The firm has bought Scala’s iScala Global Commerce Server and Data Exchange Server to integrate its bespoke quotation system with its on-line and Scala 5.1-based back office systems. It’s thus synchronising its part- and product- databases world-wide and integrating its separate quotation, sales order processing, production and distribution processes.
Real-time integration between the firm’s web-based transactions and the back office ERP system, with iScala Manager providing business logic automation is the key according to Kenneth Arnesson, ERP systems manager for ITT Flygt.
“The quality of communication links today means we can get the real-time access we need to trade effectively on-line, while Scala’s technology allows us to exploit true real-time access by giving us the business processes we want for trading. Scala’s system automates our transactions so effectively that there is no need for staff to get involved in manual processes, such as raising purchase orders, so our offices around the world can concentrate on sales and marketing.”
On the quotation system side specifically, Scala’s technology means salesmen can provide customers with an immediate quote and, once the price is accepted, the quote is sent to Scala where it automatically becomes an order.
With real-time data synchronisation and EDI in place, ITT Flygt achieves automated business process workflow, from order, to delivery all the way through to payment. As Arnesson says, “Now we can save time and work by getting it right from the beginning.”
Scala is cropping up ever more frequently with this kind of e-business integration story.
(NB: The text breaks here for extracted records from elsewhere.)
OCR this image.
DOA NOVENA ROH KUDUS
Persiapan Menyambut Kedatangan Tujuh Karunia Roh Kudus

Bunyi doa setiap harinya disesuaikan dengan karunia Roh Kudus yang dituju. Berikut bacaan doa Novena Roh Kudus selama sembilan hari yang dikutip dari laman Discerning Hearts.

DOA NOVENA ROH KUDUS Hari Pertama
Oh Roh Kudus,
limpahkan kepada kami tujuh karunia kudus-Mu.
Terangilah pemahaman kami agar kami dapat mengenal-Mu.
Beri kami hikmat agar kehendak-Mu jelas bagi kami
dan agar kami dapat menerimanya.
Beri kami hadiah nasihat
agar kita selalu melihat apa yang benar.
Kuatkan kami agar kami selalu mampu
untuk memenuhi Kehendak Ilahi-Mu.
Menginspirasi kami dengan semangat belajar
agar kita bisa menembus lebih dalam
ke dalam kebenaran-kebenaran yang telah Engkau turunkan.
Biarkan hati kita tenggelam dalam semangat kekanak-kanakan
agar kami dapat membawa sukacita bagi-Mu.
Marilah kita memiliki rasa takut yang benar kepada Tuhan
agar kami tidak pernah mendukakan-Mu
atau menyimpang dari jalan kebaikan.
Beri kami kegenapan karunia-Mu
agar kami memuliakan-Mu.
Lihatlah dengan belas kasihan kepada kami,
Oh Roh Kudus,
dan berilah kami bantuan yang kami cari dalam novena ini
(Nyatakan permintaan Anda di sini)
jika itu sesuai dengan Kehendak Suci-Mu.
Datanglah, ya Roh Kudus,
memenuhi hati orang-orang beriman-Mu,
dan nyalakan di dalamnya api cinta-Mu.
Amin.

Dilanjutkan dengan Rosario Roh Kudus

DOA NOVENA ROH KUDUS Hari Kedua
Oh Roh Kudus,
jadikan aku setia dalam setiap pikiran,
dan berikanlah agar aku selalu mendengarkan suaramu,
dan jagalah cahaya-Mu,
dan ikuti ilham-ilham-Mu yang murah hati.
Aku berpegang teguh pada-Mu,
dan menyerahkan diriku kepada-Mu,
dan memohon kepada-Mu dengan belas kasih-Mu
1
Last week the firm also released an adapter for Microsoft’s BizTalk Server which it bel;ieves will add even more connectivity potential – by enabling companies to exchange business documents electronically between Scala back-office systems and “virtually any other ERP system”.
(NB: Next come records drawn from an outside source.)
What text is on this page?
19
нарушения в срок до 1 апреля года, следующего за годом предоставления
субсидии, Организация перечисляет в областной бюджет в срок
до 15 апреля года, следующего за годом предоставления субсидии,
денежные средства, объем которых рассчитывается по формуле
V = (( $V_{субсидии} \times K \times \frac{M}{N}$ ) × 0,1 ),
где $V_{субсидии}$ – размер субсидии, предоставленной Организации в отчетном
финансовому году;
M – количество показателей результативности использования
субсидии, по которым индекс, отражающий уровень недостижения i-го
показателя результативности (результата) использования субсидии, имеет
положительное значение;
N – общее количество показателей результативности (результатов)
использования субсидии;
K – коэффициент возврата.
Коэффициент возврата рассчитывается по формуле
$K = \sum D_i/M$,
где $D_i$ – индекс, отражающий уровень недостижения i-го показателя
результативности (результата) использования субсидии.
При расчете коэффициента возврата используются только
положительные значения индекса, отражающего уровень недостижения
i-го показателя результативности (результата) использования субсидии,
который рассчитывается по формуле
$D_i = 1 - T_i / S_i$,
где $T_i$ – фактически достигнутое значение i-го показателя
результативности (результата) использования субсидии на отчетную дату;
The iScala Adapter for BizTalk Server uses XML (extensible markup language – the web standard for creating common information formats and data sharing).
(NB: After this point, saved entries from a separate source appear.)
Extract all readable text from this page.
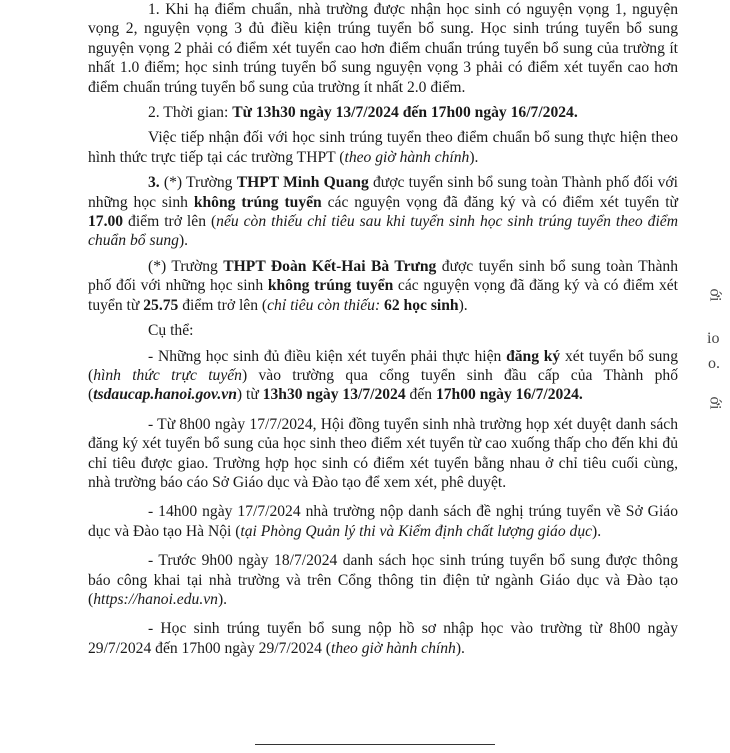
1. Khi hạ điểm chuẩn, nhà trường được nhận học sinh có nguyện vọng 1, nguyện vọng 2, nguyện vọng 3 đủ điều kiện trúng tuyển bổ sung. Học sinh trúng tuyển bổ sung nguyện vọng 2 phải có điểm xét tuyển cao hơn điểm chuẩn trúng tuyển bổ sung của trường ít nhất 1.0 điểm; học sinh trúng tuyển bổ sung nguyện vọng 3 phải có điểm xét tuyển cao hơn điểm chuẩn trúng tuyển bổ sung của trường ít nhất 2.0 điểm.

2. Thời gian: Từ 13h30 ngày 13/7/2024 đến 17h00 ngày 16/7/2024.

Việc tiếp nhận đối với học sinh trúng tuyển theo điểm chuẩn bổ sung thực hiện theo hình thức trực tiếp tại các trường THPT (theo giờ hành chính).

3. (*) Trường THPT Minh Quang được tuyển sinh bổ sung toàn Thành phố đối với những học sinh không trúng tuyển các nguyện vọng đã đăng ký và có điểm xét tuyển từ 17.00 điểm trở lên (nếu còn thiếu chỉ tiêu sau khi tuyển sinh học sinh trúng tuyển theo điểm chuẩn bổ sung).

(*) Trường THPT Đoàn Kết-Hai Bà Trưng được tuyển sinh bổ sung toàn Thành phố đối với những học sinh không trúng tuyển các nguyện vọng đã đăng ký và có điểm xét tuyển từ 25.75 điểm trở lên (chỉ tiêu còn thiếu: 62 học sinh).

Cụ thể:

- Những học sinh đủ điều kiện xét tuyển phải thực hiện đăng ký xét tuyển bổ sung (hình thức trực tuyến) vào trường qua cổng tuyển sinh đầu cấp của Thành phố (tsdaucap.hanoi.gov.vn) từ 13h30 ngày 13/7/2024 đến 17h00 ngày 16/7/2024.

- Từ 8h00 ngày 17/7/2024, Hội đồng tuyển sinh nhà trường họp xét duyệt danh sách đăng ký xét tuyển bổ sung của học sinh theo điểm xét tuyển từ cao xuống thấp cho đến khi đủ chỉ tiêu được giao. Trường hợp học sinh có điểm xét tuyển bằng nhau ở chỉ tiêu cuối cùng, nhà trường báo cáo Sở Giáo dục và Đào tạo để xem xét, phê duyệt.

- 14h00 ngày 17/7/2024 nhà trường nộp danh sách đề nghị trúng tuyển về Sở Giáo dục và Đào tạo Hà Nội (tại Phòng Quản lý thi và Kiểm định chất lượng giáo dục).

- Trước 9h00 ngày 18/7/2024 danh sách học sinh trúng tuyển bổ sung được thông báo công khai tại nhà trường và trên Cổng thông tin điện tử ngành Giáo dục và Đào tạo (https://hanoi.edu.vn).

- Học sinh trúng tuyển bổ sung nộp hồ sơ nhập học vào trường từ 8h00 ngày 29/7/2024 đến 17h00 ngày 29/7/2024 (theo giờ hành chính).

ới
io
o.
ới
Says Sergey Shvedov, Scala’s senior vice president of R&D, “This will enable businesses to seamlessly exchange information between their Scala systems and the ERP and other applications at their headquarters (SAP, for instance), or at their customers, suppliers and partners.”
Also, users can integrate their disparate ERP systems, whether in subsidiaries, divisions or wherever, with electronic trading. They could also use the system to for the foundation of a web exchange, or to help with optimising their supply chains.
It’s moving to real ‘collaborative commerce’ with integration standards.